Take a Drink: every time the Spotlight finds out they received stuff for this story years ago but didn’t act on it.
Do a Shot: whenever a victim goes into detail about the case.
Drink a Bottle of Samuel Adams: for the town of Boston
By: Movie Snurb (A Toast) –
The film begins with the editor of The Boston Globe retiring and Marty Baron (Liev Schreiber) is hired as the new editor. Marty sits down with the leader of Spotlight, Walter “Robby” Robinson, to talk about what Spotlight does. At this point you’re starting to think Marty is looking to cut Spotlight because The Globe has been losing writers and been having to make cuts. However, after a few Marty approaches Robby with a story about how priests from the Catholic Church in Boston have been molesting children and the Church has been covering it up. Robby brings the story idea to the Spotlight team (Mike Rezendes, played by Mark Ruffalo, Sacha Pfeiffer played by Rachel McAdams, and Matt Carroll played by Brian d’Arcy James). What they end up uncovering is upsetting and unfathomable. The story builds meticulously one scene after another until the big payoff in the end.
Spotlight really shines with its acting. Mark Ruffalo gives another fantastic performance as a highly driven investigative journalist; Ruffalo has really been knocking them out of the park lately and is one of the best actors today. Michael Keaton also gives an awards season-worthy performance as the leader of the Spotlight team. Rachel McAdams also gives a great performance which is a complete 180 from her Regina George character. Stanley Tucci was amazing as always (I don’t think Tucci capable of giving a bad performance.) Lastly, Liev Schreiber possibly gives the best performance of his career. His turn as Marty Baron was very calm and collected, but he takes charge in every scene he’s in. Which is saying something considering the actors and actresses Schreiber shares the screen with.

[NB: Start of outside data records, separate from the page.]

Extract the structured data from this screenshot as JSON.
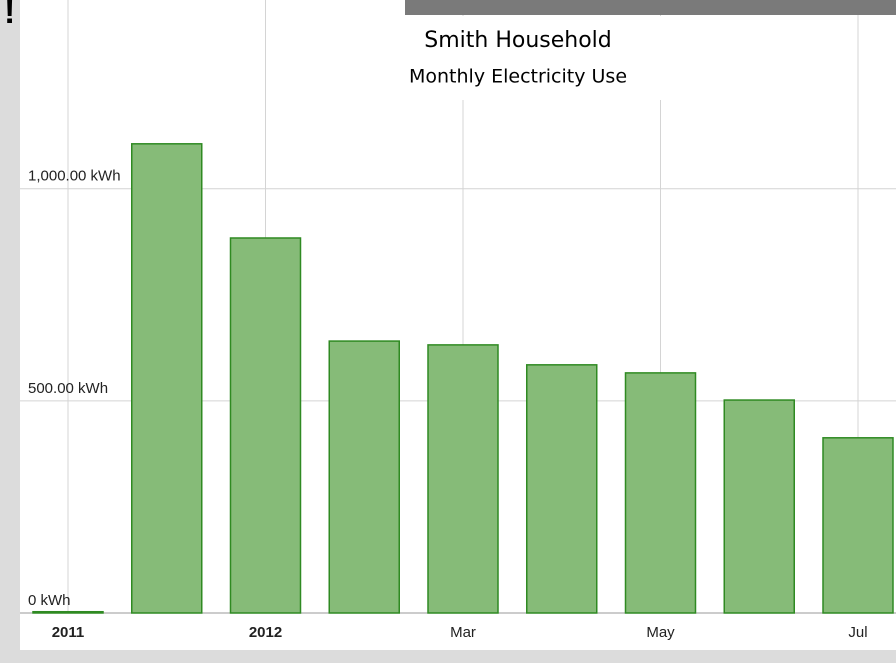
{
  "chart_data": {
    "type": "bar",
    "title": "Smith Household",
    "subtitle": "Monthly Electricity Use",
    "annotations": [
      "!"
    ],
    "categories": [
      "2011",
      null,
      "2012",
      null,
      "Mar",
      null,
      "May",
      null,
      "Jul"
    ],
    "values": [
      3,
      1106,
      884,
      641,
      632,
      585,
      566,
      502,
      413
    ],
    "color": "#86bb78",
    "edge_color": "#2f8a22",
    "ylim": [
      0,
      1445
    ],
    "yticks": [
      {
        "value": 0,
        "label": "0 kWh"
      },
      {
        "value": 500,
        "label": "500.00 kWh"
      },
      {
        "value": 1000,
        "label": "1,000.00 kWh"
      }
    ],
    "grid": true
  }
}
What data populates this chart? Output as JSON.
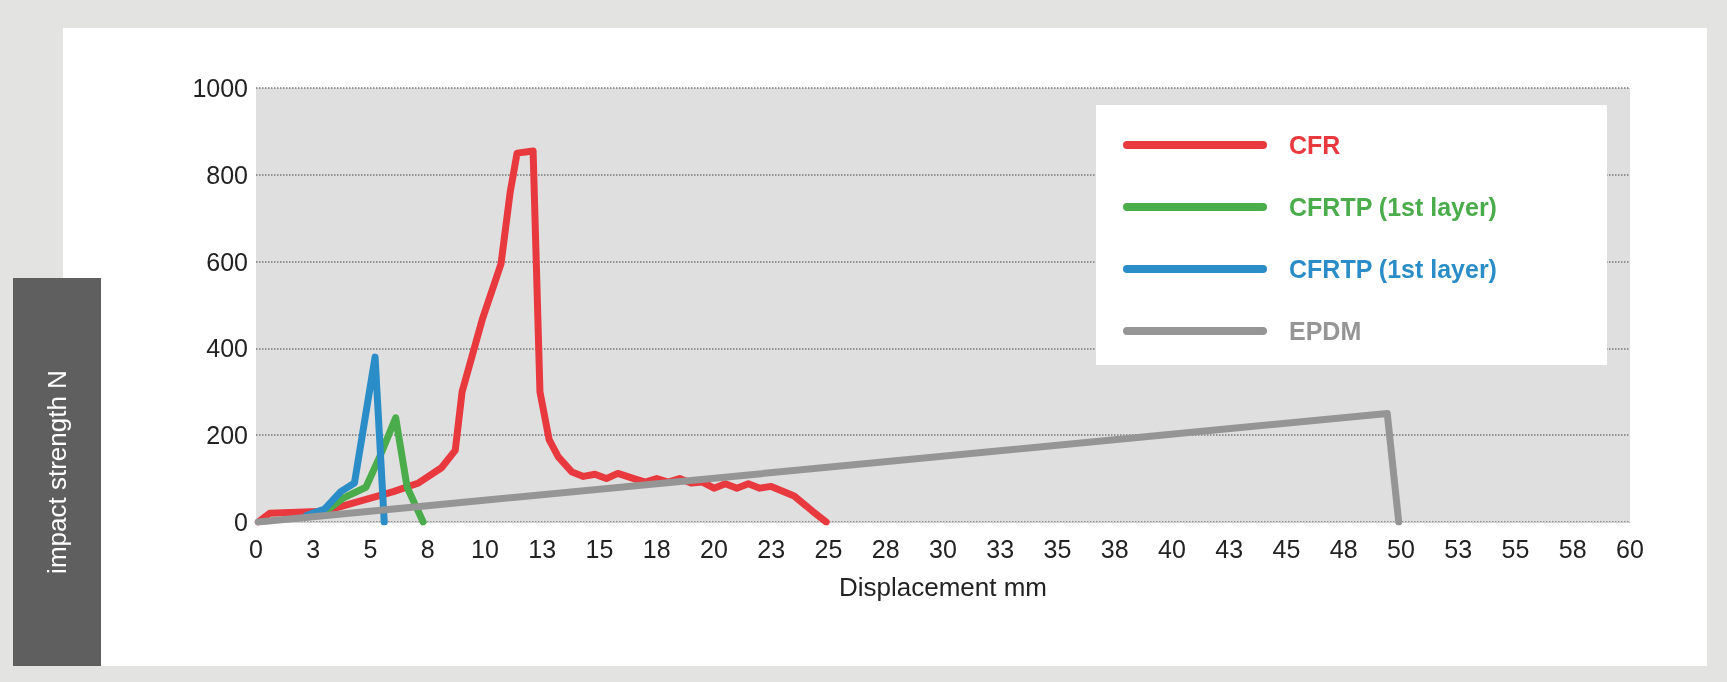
{
  "chart_data": {
    "type": "line",
    "xlabel": "Displacement mm",
    "ylabel": "impact strength N",
    "xlim": [
      0,
      60
    ],
    "xticks": [
      0,
      {
        "value": 2.5,
        "label": "3"
      },
      5,
      {
        "value": 7.5,
        "label": "8"
      },
      10,
      {
        "value": 12.5,
        "label": "13"
      },
      15,
      {
        "value": 17.5,
        "label": "18"
      },
      20,
      {
        "value": 22.5,
        "label": "23"
      },
      25,
      {
        "value": 27.5,
        "label": "28"
      },
      30,
      {
        "value": 32.5,
        "label": "33"
      },
      35,
      {
        "value": 37.5,
        "label": "38"
      },
      40,
      {
        "value": 42.5,
        "label": "43"
      },
      45,
      {
        "value": 47.5,
        "label": "48"
      },
      50,
      {
        "value": 52.5,
        "label": "53"
      },
      55,
      {
        "value": 57.5,
        "label": "58"
      },
      60
    ],
    "ylim": [
      0,
      1000
    ],
    "yticks": [
      0,
      200,
      400,
      600,
      800,
      1000
    ],
    "grid": "y",
    "legend": "top right",
    "marker": "none",
    "line_style": "solid",
    "series": [
      {
        "name": "CFR",
        "color": "#e8393f",
        "x": [
          0.1,
          0.6,
          3,
          5,
          6,
          7.1,
          8.1,
          8.7,
          9,
          9.9,
          10.7,
          11.1,
          11.4,
          12.1,
          12.4,
          12.8,
          13.2,
          13.8,
          14.3,
          14.8,
          15.3,
          15.8,
          16.5,
          17,
          17.5,
          18,
          18.5,
          19,
          19.5,
          20,
          20.5,
          21,
          21.5,
          22,
          22.5,
          23.5,
          24.3,
          24.9
        ],
        "values": [
          0,
          20,
          25,
          55,
          70,
          90,
          125,
          165,
          300,
          470,
          595,
          760,
          850,
          855,
          300,
          190,
          150,
          115,
          105,
          110,
          100,
          112,
          100,
          92,
          100,
          92,
          100,
          90,
          92,
          78,
          88,
          78,
          88,
          78,
          82,
          60,
          25,
          0
        ]
      },
      {
        "name": "CFRTP (1st layer)",
        "color": "#4aac4b",
        "x": [
          2.8,
          3.8,
          4.8,
          5.4,
          6.1,
          6.6,
          7.3
        ],
        "values": [
          15,
          55,
          80,
          150,
          240,
          80,
          0
        ]
      },
      {
        "name": "CFRTP (1st layer)",
        "color": "#2b8dc8",
        "x": [
          2.2,
          3,
          3.7,
          4.3,
          5.2,
          5.6
        ],
        "values": [
          15,
          30,
          70,
          90,
          380,
          0
        ]
      },
      {
        "name": "EPDM",
        "color": "#959595",
        "x": [
          0.1,
          49.4,
          49.9
        ],
        "values": [
          0,
          250,
          0
        ]
      }
    ]
  }
}
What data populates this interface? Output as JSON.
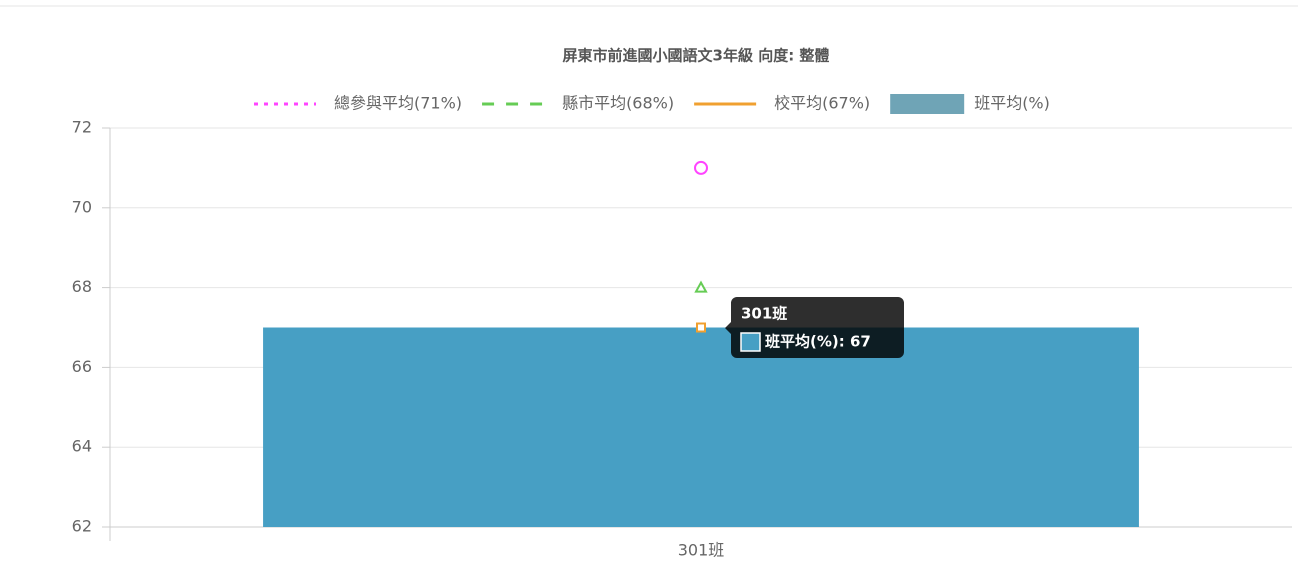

The writing is outstanding. The best aspect in my opinion is Tom McCarthy and Josh Singer don’t have any agenda in this film except telling the story. There was no vilifying of the Catholic Church and they didn’t try to make heroes out of the Boston Globe. I felt like they tried to be completely unbiased while writing this film. I also liked that there was no manipulation whether it be in the music or writing. It could have been very easy for this film turn into a Lifetime or ABC Family movie and be a manipulative mess, but instead it became a polished and well-wrought film.
This was a very important story that needed to be told. The Church had covered this, what I would honestly call an epidemic, up for a very long time. If this had been an isolated incident or a one-time incident this story wouldn’t be as important and this film would have such an impact. I hope Churches, organizations, and businesses will learn from this story and know that when something like this happens it affects a lot of people, and it’s important to know that some bad press is not as important as a person’s life and emotional being.
I miss the day when news was actually news. The other day a coworker came into my cubicle and told me whomever Jenner and Tyga broke up and it’s breaking news. That’s not breaking news! Also, why did we cover Tom Brady and “Deflategate” endlessly, and not Boko Haram and the path of destruction they were leaving in their wake? This film reminded us that journalists used to investigate and break real stories. I hope the news goes back to doing real stories that impact the community and not what shoes Beyonce is wearing today.
This is a very important film that deals with a heartbreaking issue that needs to be told. Everything from the writing to the acting is amazing. I feel like this film could be a real contender for Best Picture.
Try not to vomit when the credits roll and they show all of the cities where incidents like this has happened.